The Alberta government's decision to slash oil and gas royalties is an unnecessary giveaway to energy companies. It threatens to restart a race to the bottom that would also rob other provinces of needed public revenues.
The Alberta government was informed by a "competitiveness review" that misleadingly characterized its current royalties as being too high. As well, it failed to consider the likely response of other provinces to Alberta's royalty cut.
Most of Canada's oil and gas is owned by the people of the provinces in which the reserves are found. Royalties are the price that provincial governments charge companies to extract the resources.
Statistics Canada figures indicate that royalties are low by historic standards. In the late 1970s, Alberta's royalties (net of incentive credits) consistently exceeded 30 per cent of the marketable value of conventional oil and gas production.
In 2007, surging commodity prices were again creating windfall profits for oil companies. However, Alberta's royalties collected only 15 per cent of the value produced.
Had the provincial government instead collected 30 per cent, its royalties from conventional oil and gas would have been $8-billion higher that year. By comparison, Alberta's Royalty Review Panel proposed in 2007 to collect just $2-billion more by charging higher rates at higher prices.
This modest recommendation prompted howls of protest from industry and the government implemented only a scaled-down version in 2009. Under relentless industry pressure, the government is now rolling back that small increase.
This rollback is justified by claims that royalties are currently higher in Alberta than in the United States, British Columbia, and my home province of Saskatchewan. However, the competitiveness review examined only 10 American states.
Its comparison did not include two of the largest oil-producing states: Alaska and California. Both have higher royalties than Alberta.
Within Canada, Alberta's regime charges about the same rates as British Columbia and Saskatchewan when oil and gas prices are low.
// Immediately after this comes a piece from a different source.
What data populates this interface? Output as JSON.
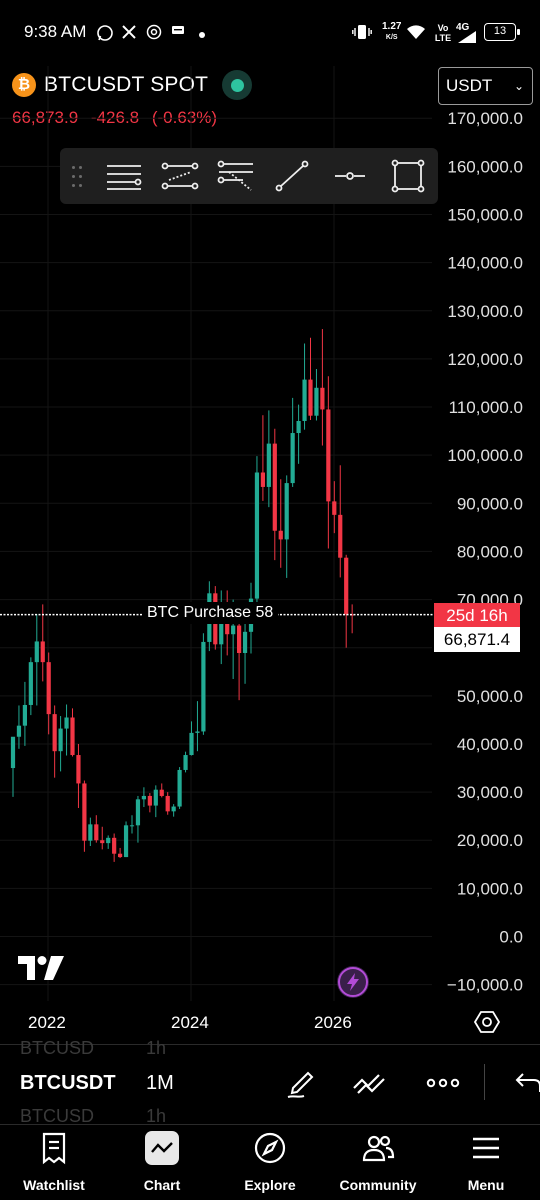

Alberta's higher royalties kick in only when prices (and hence profits) are high.
The government's report, Energizing Investment, presents only one numeric example of higher royalties in Alberta: "at a price of $120.00 per barrel, Alberta's maximum rate on conventional oil is 49 per cent while the rate is 18 per cent for British Columbia and 19 per cent for Saskatchewan."
Given that oil companies were profitable when the price was $20 per barrel less than a decade ago, they would be hugely profitable if the price returns to $120. At that price, industry would invest in all available oil reservoirs in all three provinces.
Alberta's royalties would not be too high. Rather, the governments of British Columbia and Saskatchewan would simply be leaving money on the table.
Why do these provinces have lower royalties? For years before Alberta raised royalties modestly in 2009, British Columbia and Saskatchewan lowered theirs to compete with it for investment.
Alberta sets the standard because it produces three-quarters of Canada's natural gas and more conventional oil than any other province. When it cuts royalties, other provinces feel pressure to follow suit.
Therefore, cutting Alberta's royalties to gain a competitive edge is self-defeating. On the other hand, if Alberta maintained its higher royalty rates at higher prices, British Columbia and Saskatchewan would be more likely to match these higher royalties as commodity prices rise.
Ultimately, the amount of industry investment in each province will be determined by the extent of its fossil-fuel reserves. The temptation for each province is to attract more investment in the short term by cutting royalties. But if all provinces pursue this strategy, none gain a competitive advantage and all lose revenue.
Canadians would be well served by an inter-provincial agreement to charge higher royalties for the depletion of our non-renewable resources. As the largest oil and gas producer, Alberta is best placed to show leadership. A good first step would be to cancel the recently announced royalty cuts.
Erin Weir is an economist with the United Steelworkers union.